I have pondered many times over the years why I have had few friends, if any. I had few friends in high school, and we have went our separate ways, as it should. I never thought that the ones I was closest to would not have any contact me, and have avoided to talk with me since. I do agree that with new "people" and jobs comes new responsibility, and as a father and husband, I am in the same boat. These changes from being single to full time dad/husband and or wife/mother is fully understandable can bring new friends, especially when you move. Just ironic that in today's technology that old relationships can't be renewed for a spell, just for old times sake.
I also have been in the Navy, spending my last three and a half years on the USS Manitowoc, but I attained a few friends there. One I have been interested in finding out where he is, but to no success. I have found a few others, but they don't seem much into wanting to see where my life is, either. Same goes for some work, as much of my last employment I worked alone.
The difficulty is the "born again" family. When I re-dedicated my life to the LORD, I was drawn to a church, where I later married my wife and became a member until we moved in 2005. I was involved in a Bible study (two of them) for about two to three years and met many people. What is struggled in my mind is how there can be so many different views and doctrines today and if you don't agree totally with them, you don't belong.
You desire to question authority, you are disrespectful. You question doctrines, who are you? You did not go to school, you are not worthy to ask such questions. You bring up judgment, repentance, and many other "items," you are legalistic and deserve to be stranded in your beliefs. I have lost many "friends" because I have chosen to re-examine what I have learned and studied Scripture more thoroughly. I have questioned pastors who have acted like "how dare you?" mentality against their schooling.
It truly saddens me to watch very few "friends" stay connected on my wife's Facebook page. I do not remember the last time I actually TALKED with anyone outside of my family. It truly sucks to be alone, but I have made the righteous decision that it is better to walk with God alone than be in company with those who won't accept me anyway. They have chosen their friends, and someone who thinks they way I do cannot be part of their flock or clique.

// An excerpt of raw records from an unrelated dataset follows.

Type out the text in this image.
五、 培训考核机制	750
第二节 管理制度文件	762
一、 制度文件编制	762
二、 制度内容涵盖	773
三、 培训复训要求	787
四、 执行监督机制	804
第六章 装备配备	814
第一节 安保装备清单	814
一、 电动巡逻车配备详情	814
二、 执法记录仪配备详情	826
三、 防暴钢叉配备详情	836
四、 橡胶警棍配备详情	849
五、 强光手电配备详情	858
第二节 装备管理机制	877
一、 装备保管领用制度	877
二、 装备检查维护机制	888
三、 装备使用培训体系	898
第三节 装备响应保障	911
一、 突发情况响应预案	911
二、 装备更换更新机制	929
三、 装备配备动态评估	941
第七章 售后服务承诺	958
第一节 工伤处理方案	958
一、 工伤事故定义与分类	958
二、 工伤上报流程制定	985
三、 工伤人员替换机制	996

It hurts but somehow it is going to prepare me for the future. Smith Wigglesworth said that it is one thing to say you have faith, and another to be a tight corner and prove it. American churches have become lazy, lackadaisical and lukewarm. They are not tested, they are not battle weary, and many have never had their faith tested. I am not talking everyone who is a Christian, for many have walked harder, stricter paths than I have. Nor am I saying I am better in this department, but I refuse to treat God as the owner of a country club. He is Holy, He is Judge, He is Righteous, He is more than love, grace and mercy. He deserves more from us, and we are only willing to give Him enough to where we think He will be satisfied. We chose not to give up what we want most important in our life and claim we have "given it all" for Christ.
I found the word "reconciliation" in the Greek dictionary from the KJV literally means "to change mutually." It has also been referenced to the word "exchange." What is not being taught in churches is the exchange that took place, where God wants us to "exchange" our sinful life for one that is like Christ. The dilemma is when we want to short change God. Our exchange today holds little value to the beating and sin offering God placed on the Cross. It is either all or nothing, and we don't want to give all. We hope for that our small amount will be significant, but we don't realize that God holds a scale in His hand, and what we give Him He will give equal in return. Understand this:
We think it is all we need, but God wants to give more, and we always ask more, but we have no room to take it in. Our "spiritual house" is still full of junk (and I know I am a work in progress as well). I guess I have reached a point where this fallacy we call church isn't holding much value in our life...and many do not care. And this is why I have chosen to question things I do not believe are biblical. And I think this is why I do not have friends.